The amyloid β-protein precursor (AβPP) is best known as the parent molecule to the amyloid β-peptide that accumulates in the brains of patients with Alzheimer9s disease. Secreted isoforms of AβPP that contain the Kunitz proteinase inhibitor domain are analogous to the previously identified cell-secreted proteinase inhibitor known as protease nexin-2 (PN2). Although PN2/AβPP is enriched in brain and in circulating blood platelets, little is understood of its physiological function and potential role in disease processes outside of amyloid β-peptide generation. We hypothesized that the potent inhibition of certain procoagulant proteinases by PN2/AβPP, coupled with its abundance in platelets and brain, indicate that it may function to regulate cerebral thrombosis.
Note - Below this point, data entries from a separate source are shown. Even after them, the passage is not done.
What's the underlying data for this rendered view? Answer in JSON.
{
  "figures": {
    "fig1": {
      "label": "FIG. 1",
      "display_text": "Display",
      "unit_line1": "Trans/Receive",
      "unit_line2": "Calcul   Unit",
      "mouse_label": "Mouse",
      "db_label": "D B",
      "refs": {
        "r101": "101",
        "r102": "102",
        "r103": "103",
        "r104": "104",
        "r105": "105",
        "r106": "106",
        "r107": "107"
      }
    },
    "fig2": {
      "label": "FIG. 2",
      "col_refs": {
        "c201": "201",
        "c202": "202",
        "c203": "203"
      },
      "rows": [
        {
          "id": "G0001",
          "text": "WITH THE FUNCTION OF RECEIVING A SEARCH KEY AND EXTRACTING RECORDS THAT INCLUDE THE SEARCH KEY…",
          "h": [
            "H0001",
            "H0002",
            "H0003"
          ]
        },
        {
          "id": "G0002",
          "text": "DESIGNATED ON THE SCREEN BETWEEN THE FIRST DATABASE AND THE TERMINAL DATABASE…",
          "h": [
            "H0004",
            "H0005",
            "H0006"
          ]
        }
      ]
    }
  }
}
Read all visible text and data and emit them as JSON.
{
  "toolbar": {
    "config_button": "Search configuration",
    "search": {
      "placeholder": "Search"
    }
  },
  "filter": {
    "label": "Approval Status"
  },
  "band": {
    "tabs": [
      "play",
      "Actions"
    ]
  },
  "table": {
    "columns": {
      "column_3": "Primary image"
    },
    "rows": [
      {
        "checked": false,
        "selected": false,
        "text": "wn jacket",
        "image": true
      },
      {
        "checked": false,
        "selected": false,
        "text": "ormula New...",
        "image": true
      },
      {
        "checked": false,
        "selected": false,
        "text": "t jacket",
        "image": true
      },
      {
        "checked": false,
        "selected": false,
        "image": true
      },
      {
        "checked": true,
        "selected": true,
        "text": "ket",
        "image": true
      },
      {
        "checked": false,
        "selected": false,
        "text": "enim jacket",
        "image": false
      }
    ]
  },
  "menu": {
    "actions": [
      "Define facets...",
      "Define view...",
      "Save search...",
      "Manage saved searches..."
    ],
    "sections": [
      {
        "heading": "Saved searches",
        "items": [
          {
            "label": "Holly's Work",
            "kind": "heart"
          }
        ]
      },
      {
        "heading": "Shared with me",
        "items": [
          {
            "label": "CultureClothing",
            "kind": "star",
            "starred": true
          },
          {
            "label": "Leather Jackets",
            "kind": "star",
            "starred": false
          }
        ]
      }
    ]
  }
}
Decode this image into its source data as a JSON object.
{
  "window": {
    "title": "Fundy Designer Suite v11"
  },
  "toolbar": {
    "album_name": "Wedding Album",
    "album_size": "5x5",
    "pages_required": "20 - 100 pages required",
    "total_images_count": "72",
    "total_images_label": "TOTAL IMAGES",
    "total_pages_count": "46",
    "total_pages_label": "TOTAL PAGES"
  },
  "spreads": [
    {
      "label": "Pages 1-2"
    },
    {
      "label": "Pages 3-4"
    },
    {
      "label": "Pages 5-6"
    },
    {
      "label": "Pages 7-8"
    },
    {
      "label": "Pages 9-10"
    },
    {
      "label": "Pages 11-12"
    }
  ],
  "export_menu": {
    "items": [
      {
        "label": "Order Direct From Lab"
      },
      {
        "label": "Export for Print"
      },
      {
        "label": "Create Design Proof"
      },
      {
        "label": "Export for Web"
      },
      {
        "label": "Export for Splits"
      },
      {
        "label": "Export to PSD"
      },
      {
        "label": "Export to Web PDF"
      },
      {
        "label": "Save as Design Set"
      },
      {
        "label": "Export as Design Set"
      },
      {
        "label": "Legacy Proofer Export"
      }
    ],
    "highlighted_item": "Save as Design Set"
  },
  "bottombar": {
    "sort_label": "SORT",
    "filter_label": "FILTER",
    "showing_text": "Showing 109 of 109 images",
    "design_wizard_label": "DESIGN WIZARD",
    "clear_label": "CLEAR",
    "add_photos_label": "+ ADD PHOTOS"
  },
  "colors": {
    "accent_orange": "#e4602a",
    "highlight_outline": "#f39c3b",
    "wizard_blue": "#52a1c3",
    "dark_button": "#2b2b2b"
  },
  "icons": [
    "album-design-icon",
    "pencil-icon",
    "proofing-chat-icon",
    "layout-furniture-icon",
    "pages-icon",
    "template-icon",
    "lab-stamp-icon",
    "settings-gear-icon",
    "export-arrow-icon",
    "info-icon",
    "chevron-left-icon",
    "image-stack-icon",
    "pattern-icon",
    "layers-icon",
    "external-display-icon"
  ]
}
Here we show that specific and modest 2-fold overexpression of PN2/AβPP in circulating platelets of transgenic mice caused a marked inhibition of thrombosis in vivo. In contrast, deletion of PN2/AβPP in AβPP gene knockout mice resulted in a significant increase in thrombosis. Similarly, platelet PN2/AβPP transgenic mice developed larger hematomas in experimental intracerebral hemorrhage, whereas AβPP gene knockout mice exhibited reduced hemorrhage size. These findings indicate that PN2/AβPP plays a significant role in regulating cerebral thrombosis and that modest increases in this protein can profoundly enhance cerebral hemorrhage.